Posted by: Paula Delgado-Kling | February 6, 2013

Government offering insurance to coffee famers hit by climate change and a weak peso.

Colombia is right now the world’s fourth largest coffee producer, overtaken of its crown by Brazil, Vietnam and Indonesia.

The government and the farmers need to adapt to changing times.

After three years of bad weather and a recent slump in international bean prices, the Colombian government is launching an insurance plan to protect coffee plantations hit by climate change.

The insurance plan, financed with around US$16.5 million, will shield 96 percent of the country’s 500,000 growers who have less than five hectares in coffee beans.

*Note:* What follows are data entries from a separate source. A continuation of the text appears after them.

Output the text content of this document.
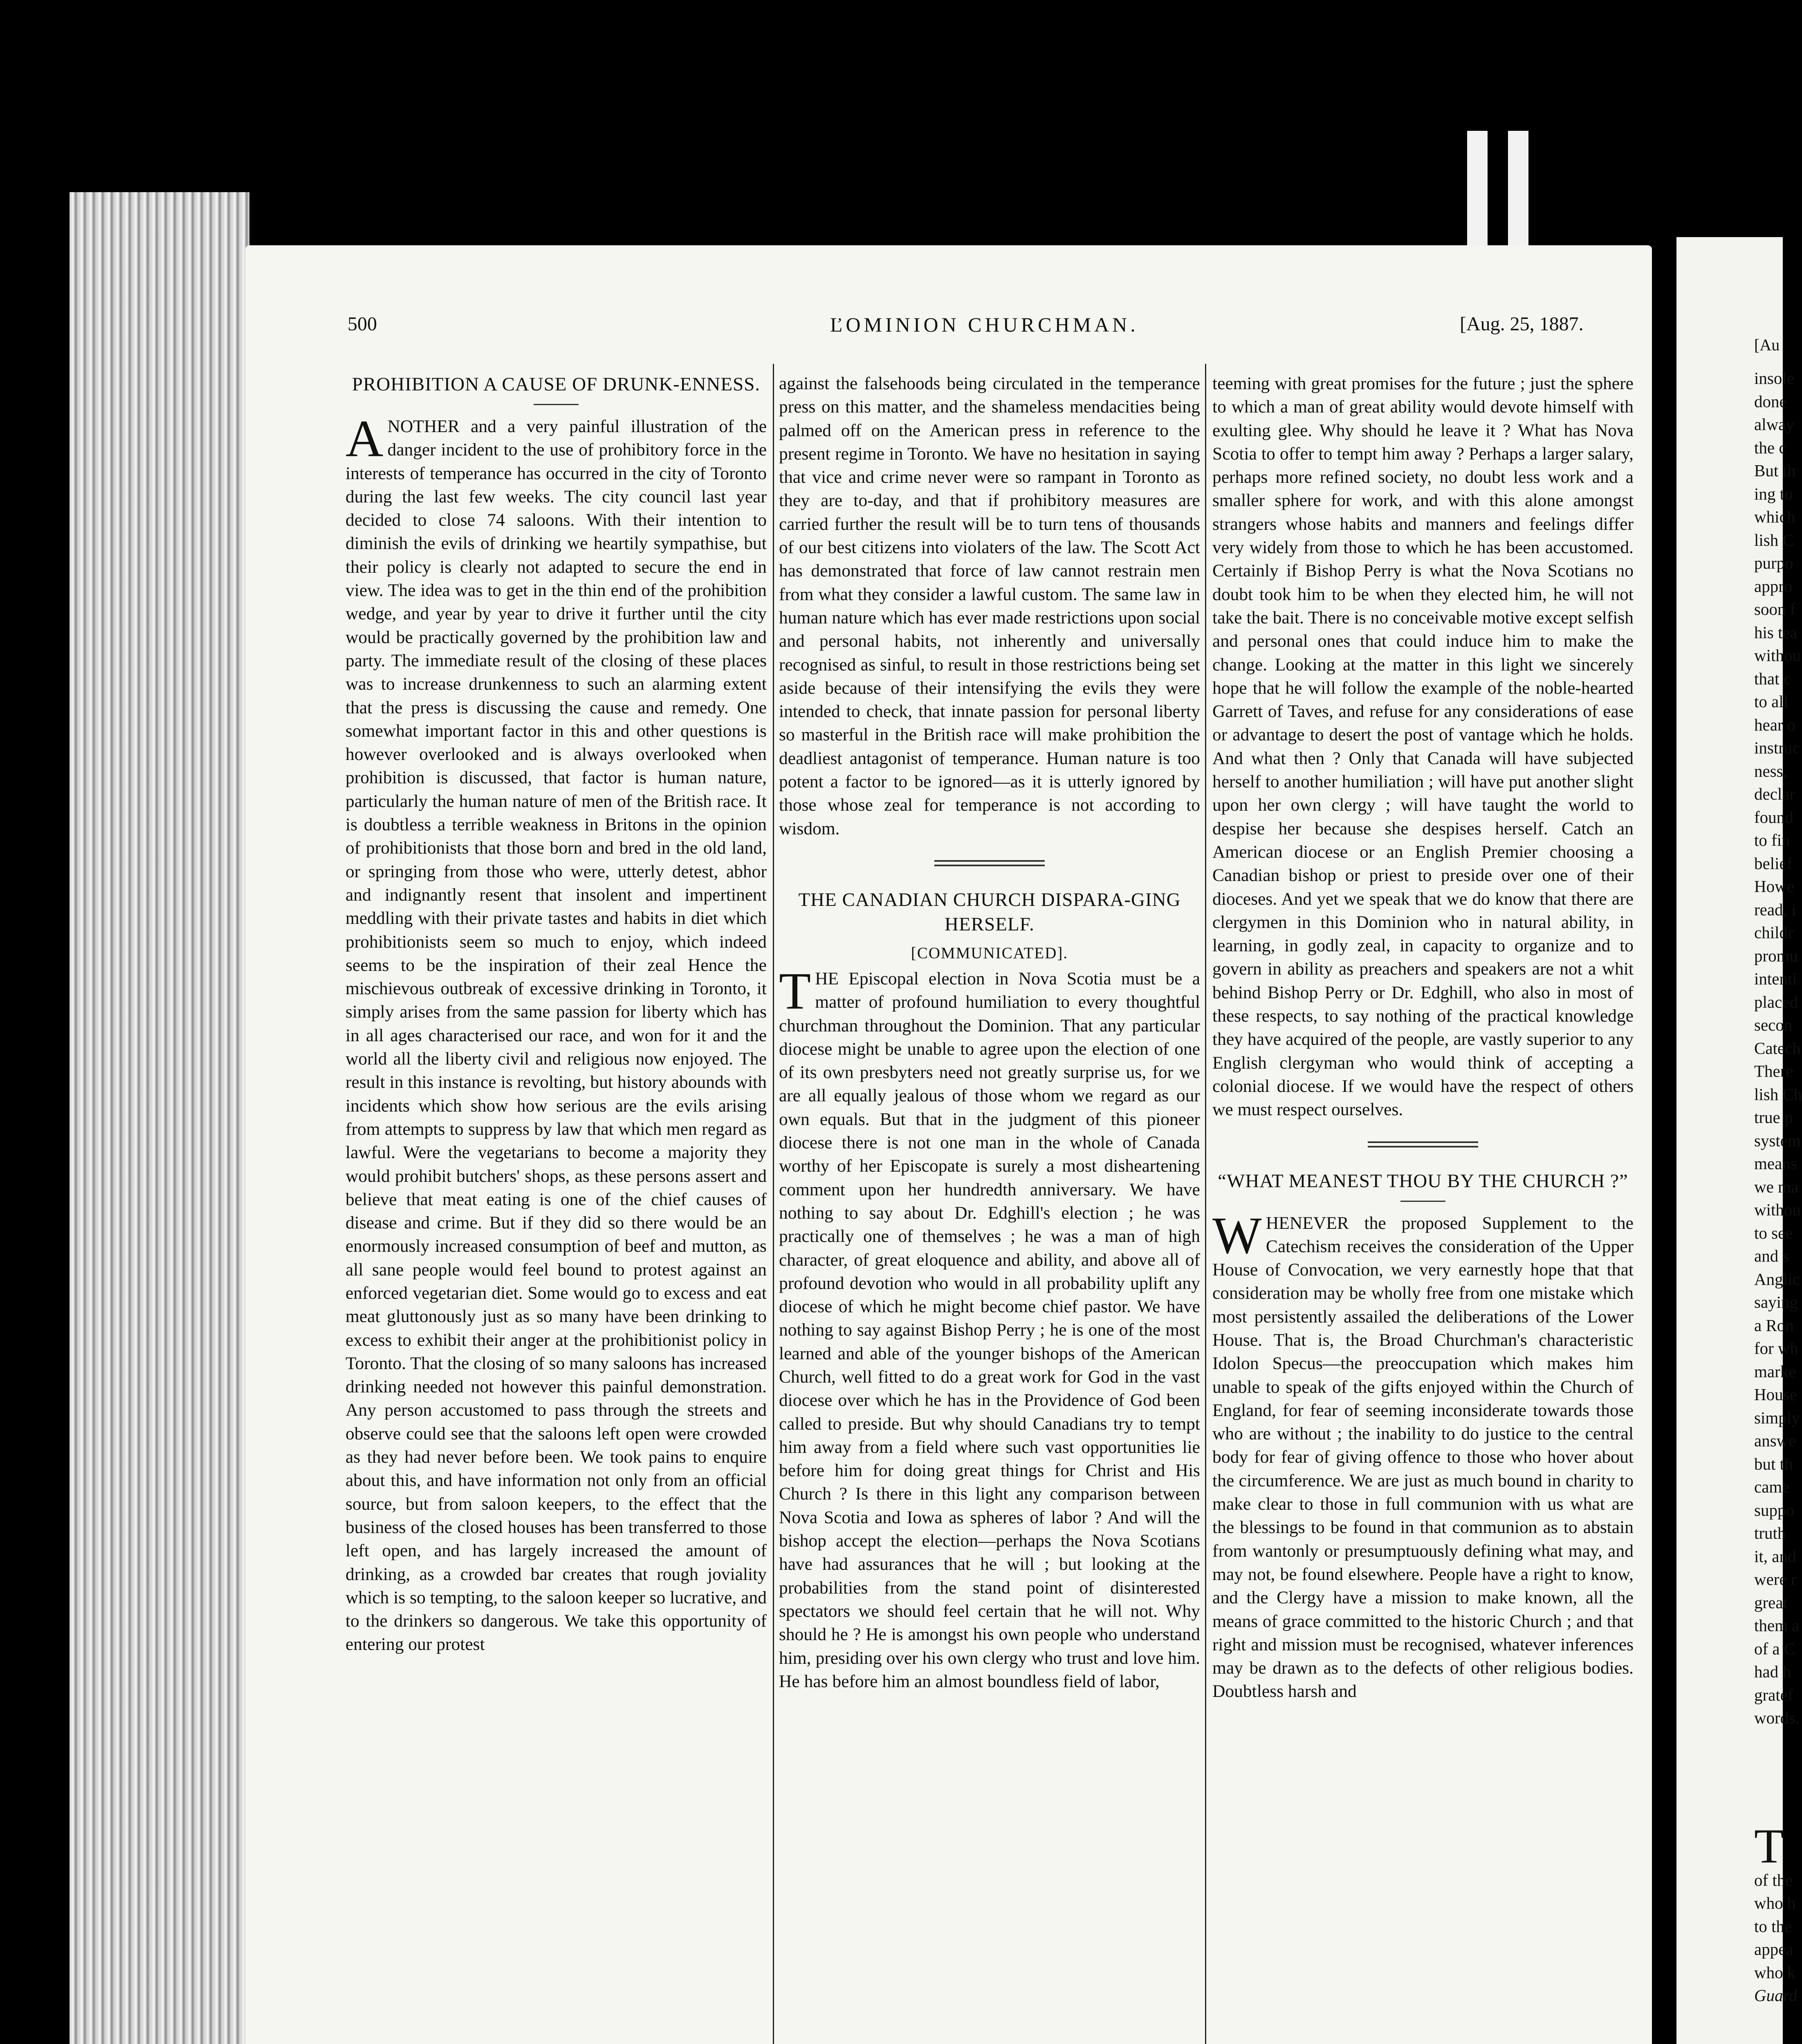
500	ĽOMINION CHURCHMAN.	[Aug. 25, 1887.
PROHIBITION A CAUSE OF DRUNK-ENNESS.

ANOTHER and a very painful illustration of the danger incident to the use of prohibitory force in the interests of temperance has occurred in the city of Toronto during the last few weeks. The city council last year decided to close 74 saloons. With their intention to diminish the evils of drinking we heartily sympathise, but their policy is clearly not adapted to secure the end in view. The idea was to get in the thin end of the prohibition wedge, and year by year to drive it further until the city would be practically governed by the prohibition law and party. The immediate result of the closing of these places was to increase drunkenness to such an alarming extent that the press is discussing the cause and remedy. One somewhat important factor in this and other questions is however overlooked and is always overlooked when prohibition is discussed, that factor is human nature, particularly the human nature of men of the British race. It is doubtless a terrible weakness in Britons in the opinion of prohibitionists that those born and bred in the old land, or springing from those who were, utterly detest, abhor and indignantly resent that insolent and impertinent meddling with their private tastes and habits in diet which prohibitionists seem so much to enjoy, which indeed seems to be the inspiration of their zeal Hence the mischievous outbreak of excessive drinking in Toronto, it simply arises from the same passion for liberty which has in all ages characterised our race, and won for it and the world all the liberty civil and religious now enjoyed. The result in this instance is revolting, but history abounds with incidents which show how serious are the evils arising from attempts to suppress by law that which men regard as lawful. Were the vegetarians to become a majority they would prohibit butchers' shops, as these persons assert and believe that meat eating is one of the chief causes of disease and crime. But if they did so there would be an enormously increased consumption of beef and mutton, as all sane people would feel bound to protest against an enforced vegetarian diet. Some would go to excess and eat meat gluttonously just as so many have been drinking to excess to exhibit their anger at the prohibitionist policy in Toronto. That the closing of so many saloons has increased drinking needed not however this painful demonstration. Any person accustomed to pass through the streets and observe could see that the saloons left open were crowded as they had never before been. We took pains to enquire about this, and have information not only from an official source, but from saloon keepers, to the effect that the business of the closed houses has been transferred to those left open, and has largely increased the amount of drinking, as a crowded bar creates that rough joviality which is so tempting, to the saloon keeper so lucrative, and to the drinkers so dangerous. We take this opportunity of entering our protest

against the falsehoods being circulated in the temperance press on this matter, and the shameless mendacities being palmed off on the American press in reference to the present regime in Toronto. We have no hesitation in saying that vice and crime never were so rampant in Toronto as they are to-day, and that if prohibitory measures are carried further the result will be to turn tens of thousands of our best citizens into violaters of the law. The Scott Act has demonstrated that force of law cannot restrain men from what they consider a lawful custom. The same law in human nature which has ever made restrictions upon social and personal habits, not inherently and universally recognised as sinful, to result in those restrictions being set aside because of their intensifying the evils they were intended to check, that innate passion for personal liberty so masterful in the British race will make prohibition the deadliest antagonist of temperance. Human nature is too potent a factor to be ignored—as it is utterly ignored by those whose zeal for temperance is not according to wisdom.

THE CANADIAN CHURCH DISPARA-GING HERSELF.
[COMMUNICATED].

THE Episcopal election in Nova Scotia must be a matter of profound humiliation to every thoughtful churchman throughout the Dominion. That any particular diocese might be unable to agree upon the election of one of its own presbyters need not greatly surprise us, for we are all equally jealous of those whom we regard as our own equals. But that in the judgment of this pioneer diocese there is not one man in the whole of Canada worthy of her Episcopate is surely a most disheartening comment upon her hundredth anniversary. We have nothing to say about Dr. Edghill's election ; he was practically one of themselves ; he was a man of high character, of great eloquence and ability, and above all of profound devotion who would in all probability uplift any diocese of which he might become chief pastor. We have nothing to say against Bishop Perry ; he is one of the most learned and able of the younger bishops of the American Church, well fitted to do a great work for God in the vast diocese over which he has in the Providence of God been called to preside. But why should Canadians try to tempt him away from a field where such vast opportunities lie before him for doing great things for Christ and His Church ? Is there in this light any comparison between Nova Scotia and Iowa as spheres of labor ? And will the bishop accept the election—perhaps the Nova Scotians have had assurances that he will ; but looking at the probabilities from the stand point of disinterested spectators we should feel certain that he will not. Why should he ? He is amongst his own people who understand him, presiding over his own clergy who trust and love him. He has before him an almost boundless field of labor,

teeming with great promises for the future ; just the sphere to which a man of great ability would devote himself with exulting glee. Why should he leave it ? What has Nova Scotia to offer to tempt him away ? Perhaps a larger salary, perhaps more refined society, no doubt less work and a smaller sphere for work, and with this alone amongst strangers whose habits and manners and feelings differ very widely from those to which he has been accustomed. Certainly if Bishop Perry is what the Nova Scotians no doubt took him to be when they elected him, he will not take the bait. There is no conceivable motive except selfish and personal ones that could induce him to make the change. Looking at the matter in this light we sincerely hope that he will follow the example of the noble-hearted Garrett of Taves, and refuse for any considerations of ease or advantage to desert the post of vantage which he holds. And what then ? Only that Canada will have subjected herself to another humiliation ; will have put another slight upon her own clergy ; will have taught the world to despise her because she despises herself. Catch an American diocese or an English Premier choosing a Canadian bishop or priest to preside over one of their dioceses. And yet we speak that we do know that there are clergymen in this Dominion who in natural ability, in learning, in godly zeal, in capacity to organize and to govern in ability as preachers and speakers are not a whit behind Bishop Perry or Dr. Edghill, who also in most of these respects, to say nothing of the practical knowledge they have acquired of the people, are vastly superior to any English clergyman who would think of accepting a colonial diocese. If we would have the respect of others we must respect ourselves.

“WHAT MEANEST THOU BY THE CHURCH ?”

WHENEVER the proposed Supplement to the Catechism receives the consideration of the Upper House of Convocation, we very earnestly hope that that consideration may be wholly free from one mistake which most persistently assailed the deliberations of the Lower House. That is, the Broad Churchman's characteristic Idolon Specus—the preoccupation which makes him unable to speak of the gifts enjoyed within the Church of England, for fear of seeming inconsiderate towards those who are without ; the inability to do justice to the central body for fear of giving offence to those who hover about the circumference. We are just as much bound in charity to make clear to those in full communion with us what are the blessings to be found in that communion as to abstain from wantonly or presumptuously defining what may, and may not, be found elsewhere. People have a right to know, and the Clergy have a mission to make known, all the means of grace committed to the historic Church ; and that right and mission must be recognised, whatever inferences may be drawn as to the defects of other religious bodies. Doubtless harsh and

[Au
insole
done
alway
the c
But th
ing to
which
lish C
purpo
appro
soon f
his tea
withou
that c
to all
hear o
instruc
ness,
declar
found
to fin
belief
Howe
read, i
childr
promu
intenti
placed
secon
Catech
There
lish Ch
true p
system
means
we ma
withou
to see
and s
Anglic
saying
a Ron
for wh
marke
House
simply
answe
but th
came
suppo
truth
it, and
were r
great
them a
of a C
had h
gratef
words.
T
of the
who h
to the
appea
who k
Guard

Sixty percent of the money will be managed by Finagro, a government-run credit agency for the agricultural and rural sector.

Coffee crops were hit with dry weather from September 2009 to April 2010 due to El Niño, which then shifted to the torrential downpours of La Niña in the second half of 2010 until April this year. The insurance will only cover plantations damaged by hailstorms, landslides, excessive rainfall or extreme droughts. The change in weather patterns has also caused plagues and epidemics.

Farmers have also been affected by the peso currency, which has strengthened more than 6 percent in 2012, as well as a 40-per-cent slump in the domestic coffee price since the start of the year.